In my recent review of Stephen Meyer’s book, Darwin’s Doubt, I closed with a quote from a letter that John Henry Newman wrote to one of his friends in 1870, summing up his problems with the Argument from Design. It’s a great quote, one that was first brought to my attention by Father Edward Oakes, when he reviewed an Intelligent Design book for First Things back in 2001.
But in fact, Newman had lectured in more detail on the topic before, and here is a lengthy selection, worth reading in full, from the closing paragraphs of Lecture 7 in his Idea of a University:
And now we come to the case of Physical Theology, which is directly before us. I confess, in spite of whatever may be said in its favour, I have ever viewed it with the greatest suspicion. As one class of thinkers has substituted what is called a Scriptural Religion, and another a Patristical or Primitive Religion, for the theological teaching of Catholicism, so a Physical Religion or Theology is the very gospel of many persons of the Physical School, and therefore, true as it may be in itself, still under the circumstances is a false gospel. Half of the truth is a falsehood:—consider, Gentlemen, what this so-called Theology teaches, and then say whether what I have asserted is extravagant.
Any one divine attribute of course virtually includes all; still if a preacher always insisted on the Divine Justice, he would practically be obscuring the Divine Mercy, and if he insisted only on the incommunicableness and distance from the creature of the Uncreated Essence, he would tend to throw into the shade the doctrine of a Particular Providence. Observe, then, Gentlemen, that Physical Theology teaches three Divine Attributes, I may say, exclusively; and of these, most of Power, and least of Goodness.
And in the next place, what, on the contrary, are those special Attributes, which are the immediate correlatives of religious sentiment? Sanctity, omniscience, justice, mercy, faithfulness. What does Physical Theology, what does the Argument from Design, what do fine disquisitions about final causes, teach us, except very indirectly, faintly, enigmatically, of these transcendently important, these essential portions of the idea of Religion? Religion is more than Theology; it is something relative to us; and it includes our relation towards the Object of it. What does Physical Theology tell us of duty and conscience? of a particular providence? and, coming at length to Christianity, what does it teach us even of the four last things, death, judgment, heaven, and hell, the mere elements of Christianity? It cannot tell us anything of Christianity at all.
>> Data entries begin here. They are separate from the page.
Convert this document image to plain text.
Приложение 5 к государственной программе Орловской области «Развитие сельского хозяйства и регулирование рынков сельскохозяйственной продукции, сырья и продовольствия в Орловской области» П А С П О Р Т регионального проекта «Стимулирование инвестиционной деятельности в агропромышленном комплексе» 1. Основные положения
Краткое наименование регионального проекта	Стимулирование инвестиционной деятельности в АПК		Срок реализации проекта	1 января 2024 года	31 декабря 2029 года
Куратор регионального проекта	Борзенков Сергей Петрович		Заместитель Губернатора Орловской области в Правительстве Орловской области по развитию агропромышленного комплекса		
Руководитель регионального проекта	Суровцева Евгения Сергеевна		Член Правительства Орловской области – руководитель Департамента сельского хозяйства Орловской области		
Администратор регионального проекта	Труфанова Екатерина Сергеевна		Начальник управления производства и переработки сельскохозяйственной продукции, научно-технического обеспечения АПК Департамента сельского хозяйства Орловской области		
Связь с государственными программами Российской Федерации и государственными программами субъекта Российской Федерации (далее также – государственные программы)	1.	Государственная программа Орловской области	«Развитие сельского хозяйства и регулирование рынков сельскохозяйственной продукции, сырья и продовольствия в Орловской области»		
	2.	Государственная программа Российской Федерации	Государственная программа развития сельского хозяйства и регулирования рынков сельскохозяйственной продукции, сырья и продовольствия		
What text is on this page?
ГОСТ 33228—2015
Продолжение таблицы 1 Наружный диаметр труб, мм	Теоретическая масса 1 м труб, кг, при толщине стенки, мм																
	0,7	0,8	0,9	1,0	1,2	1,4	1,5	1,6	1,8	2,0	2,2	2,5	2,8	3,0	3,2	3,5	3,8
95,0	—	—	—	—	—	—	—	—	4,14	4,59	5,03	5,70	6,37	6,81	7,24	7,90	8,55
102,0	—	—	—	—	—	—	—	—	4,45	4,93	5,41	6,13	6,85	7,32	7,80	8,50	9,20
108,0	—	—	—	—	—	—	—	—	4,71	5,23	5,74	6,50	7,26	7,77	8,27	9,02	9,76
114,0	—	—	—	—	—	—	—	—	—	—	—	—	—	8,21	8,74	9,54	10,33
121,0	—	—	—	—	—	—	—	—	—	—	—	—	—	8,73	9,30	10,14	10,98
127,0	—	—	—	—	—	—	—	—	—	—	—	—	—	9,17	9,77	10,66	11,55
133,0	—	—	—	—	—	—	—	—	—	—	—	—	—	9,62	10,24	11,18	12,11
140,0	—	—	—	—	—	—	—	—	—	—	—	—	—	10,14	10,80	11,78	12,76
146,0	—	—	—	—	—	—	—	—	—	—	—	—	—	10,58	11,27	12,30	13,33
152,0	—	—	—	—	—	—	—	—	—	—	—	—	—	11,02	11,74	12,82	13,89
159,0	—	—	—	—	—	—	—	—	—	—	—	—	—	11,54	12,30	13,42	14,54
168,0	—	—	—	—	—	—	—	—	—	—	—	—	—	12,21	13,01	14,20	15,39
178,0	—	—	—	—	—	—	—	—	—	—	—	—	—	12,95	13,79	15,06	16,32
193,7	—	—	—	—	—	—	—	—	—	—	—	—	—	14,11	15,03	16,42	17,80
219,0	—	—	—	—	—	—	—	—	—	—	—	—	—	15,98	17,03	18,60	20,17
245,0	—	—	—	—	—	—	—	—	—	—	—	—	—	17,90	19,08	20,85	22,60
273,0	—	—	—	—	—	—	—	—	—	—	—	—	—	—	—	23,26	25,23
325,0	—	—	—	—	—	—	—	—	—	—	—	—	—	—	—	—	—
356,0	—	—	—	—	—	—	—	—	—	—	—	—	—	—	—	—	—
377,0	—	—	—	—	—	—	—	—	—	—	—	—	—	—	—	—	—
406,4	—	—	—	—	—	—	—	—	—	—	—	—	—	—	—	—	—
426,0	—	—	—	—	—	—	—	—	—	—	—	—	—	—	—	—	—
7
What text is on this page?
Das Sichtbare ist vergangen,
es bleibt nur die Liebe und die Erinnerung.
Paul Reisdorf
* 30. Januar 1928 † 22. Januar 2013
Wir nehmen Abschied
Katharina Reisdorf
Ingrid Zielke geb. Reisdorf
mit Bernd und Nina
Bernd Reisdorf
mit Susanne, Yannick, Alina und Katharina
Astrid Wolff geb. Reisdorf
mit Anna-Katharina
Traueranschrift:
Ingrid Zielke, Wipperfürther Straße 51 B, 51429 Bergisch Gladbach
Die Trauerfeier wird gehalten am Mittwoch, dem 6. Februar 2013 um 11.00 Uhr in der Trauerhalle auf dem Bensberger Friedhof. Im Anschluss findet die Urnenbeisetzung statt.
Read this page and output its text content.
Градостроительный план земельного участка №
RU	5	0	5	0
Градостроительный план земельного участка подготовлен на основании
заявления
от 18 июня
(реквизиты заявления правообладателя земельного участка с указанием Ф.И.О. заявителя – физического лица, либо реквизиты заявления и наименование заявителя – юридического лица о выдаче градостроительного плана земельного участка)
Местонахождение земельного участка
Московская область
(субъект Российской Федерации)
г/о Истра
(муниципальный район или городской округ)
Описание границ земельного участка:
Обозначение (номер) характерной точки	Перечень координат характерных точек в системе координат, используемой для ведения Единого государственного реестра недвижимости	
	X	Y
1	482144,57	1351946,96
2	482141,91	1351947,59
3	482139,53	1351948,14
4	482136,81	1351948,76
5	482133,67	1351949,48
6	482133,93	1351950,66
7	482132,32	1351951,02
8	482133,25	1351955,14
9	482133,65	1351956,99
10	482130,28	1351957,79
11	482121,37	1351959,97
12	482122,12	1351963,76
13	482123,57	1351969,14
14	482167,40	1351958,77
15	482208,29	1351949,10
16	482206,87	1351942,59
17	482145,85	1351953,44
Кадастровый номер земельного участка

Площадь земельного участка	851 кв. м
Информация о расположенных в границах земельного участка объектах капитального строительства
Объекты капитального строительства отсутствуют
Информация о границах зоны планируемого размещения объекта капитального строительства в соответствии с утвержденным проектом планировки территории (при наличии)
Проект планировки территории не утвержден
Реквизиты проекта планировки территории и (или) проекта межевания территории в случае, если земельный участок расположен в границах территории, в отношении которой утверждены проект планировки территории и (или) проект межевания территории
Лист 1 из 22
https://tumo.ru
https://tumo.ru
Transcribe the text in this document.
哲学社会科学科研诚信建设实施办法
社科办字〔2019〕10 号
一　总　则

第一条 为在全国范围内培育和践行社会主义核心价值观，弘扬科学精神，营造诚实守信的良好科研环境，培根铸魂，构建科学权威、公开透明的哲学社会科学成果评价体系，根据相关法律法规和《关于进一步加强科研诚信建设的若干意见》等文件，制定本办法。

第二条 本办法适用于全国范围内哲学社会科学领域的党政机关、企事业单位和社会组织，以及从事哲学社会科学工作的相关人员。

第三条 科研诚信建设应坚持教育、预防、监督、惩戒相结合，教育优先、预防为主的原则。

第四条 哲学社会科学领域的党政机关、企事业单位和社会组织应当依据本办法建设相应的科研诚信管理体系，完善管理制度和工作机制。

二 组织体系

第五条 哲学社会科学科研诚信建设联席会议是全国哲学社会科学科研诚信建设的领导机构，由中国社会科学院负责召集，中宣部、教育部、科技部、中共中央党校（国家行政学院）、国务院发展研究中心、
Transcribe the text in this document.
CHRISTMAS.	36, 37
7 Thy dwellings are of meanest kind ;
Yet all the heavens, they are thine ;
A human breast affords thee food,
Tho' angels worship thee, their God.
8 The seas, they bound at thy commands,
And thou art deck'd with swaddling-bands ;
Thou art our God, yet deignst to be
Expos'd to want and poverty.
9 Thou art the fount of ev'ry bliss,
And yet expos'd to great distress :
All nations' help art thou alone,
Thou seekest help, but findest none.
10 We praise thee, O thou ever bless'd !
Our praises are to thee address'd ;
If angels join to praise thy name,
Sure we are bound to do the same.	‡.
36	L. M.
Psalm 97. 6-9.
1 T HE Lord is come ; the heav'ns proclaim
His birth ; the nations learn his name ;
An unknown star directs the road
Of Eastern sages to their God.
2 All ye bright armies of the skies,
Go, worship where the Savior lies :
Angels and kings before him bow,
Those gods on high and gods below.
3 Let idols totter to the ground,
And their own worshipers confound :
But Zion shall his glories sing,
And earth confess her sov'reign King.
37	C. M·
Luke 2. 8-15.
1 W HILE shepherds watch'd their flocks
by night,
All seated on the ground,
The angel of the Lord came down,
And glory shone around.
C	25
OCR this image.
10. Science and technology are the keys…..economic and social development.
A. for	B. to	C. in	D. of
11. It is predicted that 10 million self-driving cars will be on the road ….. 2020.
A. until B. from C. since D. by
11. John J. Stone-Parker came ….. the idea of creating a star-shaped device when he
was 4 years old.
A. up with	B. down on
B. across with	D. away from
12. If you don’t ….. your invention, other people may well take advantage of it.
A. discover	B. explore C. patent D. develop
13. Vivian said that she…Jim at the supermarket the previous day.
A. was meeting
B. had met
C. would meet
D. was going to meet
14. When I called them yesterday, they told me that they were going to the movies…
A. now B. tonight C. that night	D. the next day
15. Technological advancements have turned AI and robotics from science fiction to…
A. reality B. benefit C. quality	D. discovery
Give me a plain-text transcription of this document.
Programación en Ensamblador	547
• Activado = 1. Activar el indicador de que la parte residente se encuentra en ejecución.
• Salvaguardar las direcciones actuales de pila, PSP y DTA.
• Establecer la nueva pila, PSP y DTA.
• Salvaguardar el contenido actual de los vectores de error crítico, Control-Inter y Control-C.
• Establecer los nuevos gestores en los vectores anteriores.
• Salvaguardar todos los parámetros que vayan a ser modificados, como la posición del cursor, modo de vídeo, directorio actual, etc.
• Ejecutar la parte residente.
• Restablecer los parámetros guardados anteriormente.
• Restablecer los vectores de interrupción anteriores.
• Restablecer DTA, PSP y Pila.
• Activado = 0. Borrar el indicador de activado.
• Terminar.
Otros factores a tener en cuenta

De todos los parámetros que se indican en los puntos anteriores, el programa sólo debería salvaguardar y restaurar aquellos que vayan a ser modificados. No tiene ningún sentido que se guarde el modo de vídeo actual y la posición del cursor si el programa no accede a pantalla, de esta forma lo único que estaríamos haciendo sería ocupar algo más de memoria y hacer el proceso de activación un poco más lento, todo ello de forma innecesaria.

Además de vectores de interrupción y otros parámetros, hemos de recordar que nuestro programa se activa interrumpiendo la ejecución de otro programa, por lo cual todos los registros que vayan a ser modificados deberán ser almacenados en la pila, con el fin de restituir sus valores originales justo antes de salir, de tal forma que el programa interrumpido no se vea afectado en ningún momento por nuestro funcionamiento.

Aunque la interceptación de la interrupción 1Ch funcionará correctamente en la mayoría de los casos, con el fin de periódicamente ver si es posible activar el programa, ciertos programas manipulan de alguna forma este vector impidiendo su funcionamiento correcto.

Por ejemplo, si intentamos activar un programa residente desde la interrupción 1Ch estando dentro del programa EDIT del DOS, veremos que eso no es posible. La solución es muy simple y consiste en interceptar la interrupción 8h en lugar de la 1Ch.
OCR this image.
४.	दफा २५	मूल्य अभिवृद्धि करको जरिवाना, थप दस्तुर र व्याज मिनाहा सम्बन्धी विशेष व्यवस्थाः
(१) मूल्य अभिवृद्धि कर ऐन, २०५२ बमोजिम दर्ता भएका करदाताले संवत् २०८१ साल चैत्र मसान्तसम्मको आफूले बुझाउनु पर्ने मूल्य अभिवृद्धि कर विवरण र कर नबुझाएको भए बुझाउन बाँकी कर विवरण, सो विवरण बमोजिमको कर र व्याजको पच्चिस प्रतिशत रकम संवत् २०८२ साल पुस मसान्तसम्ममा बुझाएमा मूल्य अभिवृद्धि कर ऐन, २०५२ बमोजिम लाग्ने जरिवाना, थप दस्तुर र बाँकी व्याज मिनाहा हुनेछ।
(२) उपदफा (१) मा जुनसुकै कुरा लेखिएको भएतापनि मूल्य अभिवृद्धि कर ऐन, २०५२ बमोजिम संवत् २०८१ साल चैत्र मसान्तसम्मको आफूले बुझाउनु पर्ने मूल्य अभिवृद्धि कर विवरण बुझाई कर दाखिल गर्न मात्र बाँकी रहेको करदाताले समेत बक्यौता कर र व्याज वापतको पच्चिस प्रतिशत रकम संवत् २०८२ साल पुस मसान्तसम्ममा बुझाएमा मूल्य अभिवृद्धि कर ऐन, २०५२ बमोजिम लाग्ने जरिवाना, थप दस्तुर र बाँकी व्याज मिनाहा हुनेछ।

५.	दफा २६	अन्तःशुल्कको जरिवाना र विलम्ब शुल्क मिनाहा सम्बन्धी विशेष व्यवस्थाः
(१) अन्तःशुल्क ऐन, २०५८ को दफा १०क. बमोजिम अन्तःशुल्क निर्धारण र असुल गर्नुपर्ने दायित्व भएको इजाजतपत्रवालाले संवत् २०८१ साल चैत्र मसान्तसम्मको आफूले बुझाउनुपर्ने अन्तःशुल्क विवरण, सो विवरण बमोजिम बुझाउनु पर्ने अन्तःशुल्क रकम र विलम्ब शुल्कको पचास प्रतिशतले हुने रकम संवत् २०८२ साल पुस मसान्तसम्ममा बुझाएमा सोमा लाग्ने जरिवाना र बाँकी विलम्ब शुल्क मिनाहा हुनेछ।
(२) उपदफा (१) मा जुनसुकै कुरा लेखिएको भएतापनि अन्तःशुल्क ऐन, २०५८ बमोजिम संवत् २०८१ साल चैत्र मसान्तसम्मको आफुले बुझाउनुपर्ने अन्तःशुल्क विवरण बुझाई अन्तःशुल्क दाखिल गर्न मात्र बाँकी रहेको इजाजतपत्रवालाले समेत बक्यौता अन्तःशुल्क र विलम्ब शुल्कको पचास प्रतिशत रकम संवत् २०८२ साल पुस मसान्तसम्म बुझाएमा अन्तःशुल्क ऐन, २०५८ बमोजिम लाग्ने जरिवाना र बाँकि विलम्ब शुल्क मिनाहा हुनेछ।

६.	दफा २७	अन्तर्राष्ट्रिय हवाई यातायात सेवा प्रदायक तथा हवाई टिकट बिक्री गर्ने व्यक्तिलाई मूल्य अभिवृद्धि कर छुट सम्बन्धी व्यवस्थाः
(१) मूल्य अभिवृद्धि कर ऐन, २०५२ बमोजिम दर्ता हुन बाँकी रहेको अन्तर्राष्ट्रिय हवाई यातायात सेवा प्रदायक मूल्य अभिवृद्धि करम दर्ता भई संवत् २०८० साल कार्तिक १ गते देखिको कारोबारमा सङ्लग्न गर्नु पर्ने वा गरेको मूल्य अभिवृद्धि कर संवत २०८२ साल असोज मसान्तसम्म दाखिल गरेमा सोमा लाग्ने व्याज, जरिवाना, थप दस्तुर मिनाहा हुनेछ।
Gentlemen, let me press this point upon your earnest attention. I say Physical Theology cannot, from the nature of the case, tell us one word about Christianity proper; it cannot be Christian, in any true sense, at all:—and from this plain reason, because it is derived from informations which existed just as they are now, before man was created, and Adam fell. How can that be a real substantive Theology, though it takes the name, which is but an abstraction, a particular aspect of the whole truth, and is dumb almost as regards the moral attributes of the Creator, and utterly so as regards the evangelical?
Nay, more than this; I do not hesitate to say that, taking men as they are, this so-called science tends, if it occupies the mind, to dispose it against Christianity. And for this plain reason, because it speaks only of laws; and cannot contemplate their suspension, that is, miracles, which are of the essence of the idea of a Revelation. Thus, the God of Physical Theology may very easily become a mere idol; for He comes to the inductive mind in the medium of fixed appointments, so excellent, so skilful, so beneficent, that, when it has for a long time gazed upon them, it will think them too beautiful to be broken, and will at length so contract its notion of Him as to conclude that He never could have the heart (if I may dare use such a term) to undo or mar His own work; and this conclusion will be the first step towards its degrading its idea of God a second time, and identifying Him with His works. Indeed, a Being of Power, Wisdom, and Goodness, and nothing else, is not very different from the God of the Pantheist.
In thus speaking of the Theology of the modern Physical School, I have said but a few words on a large subject; yet, though few words, I trust they are clear enough not to hazard the risk of being taken in a sense which I do not intend. Graft the science, if it is so to be called, on Theology proper, and it will be in its right place, and will be a religious science. Then it will illustrate the awful, incomprehensible, adorable Fertility of the Divine Omnipotence; it will serve to prove the real miraculousness of the Revelation in its various parts, by impressing on the mind vividly what are the laws of nature, and how immutable they are in their own order; and it will in other ways subserve theological truth. Separate it from the supernatural teaching, and make it stand on its own base, and (though of course it is better for the individual philosopher himself), yet, as regards his influence on the world and the interests of Religion, I really doubt whether I should not prefer that he should be an Atheist at once than such a naturalistic, pantheistic religionist. His profession of Theology deceives others, perhaps deceives himself.
Do not for an instant suppose, Gentlemen, that I would identify the great mind of Bacon with so serious a delusion: he has expressly warned us against it; but I cannot deny that many of his school have from time to time in this way turned physical research against Christianity.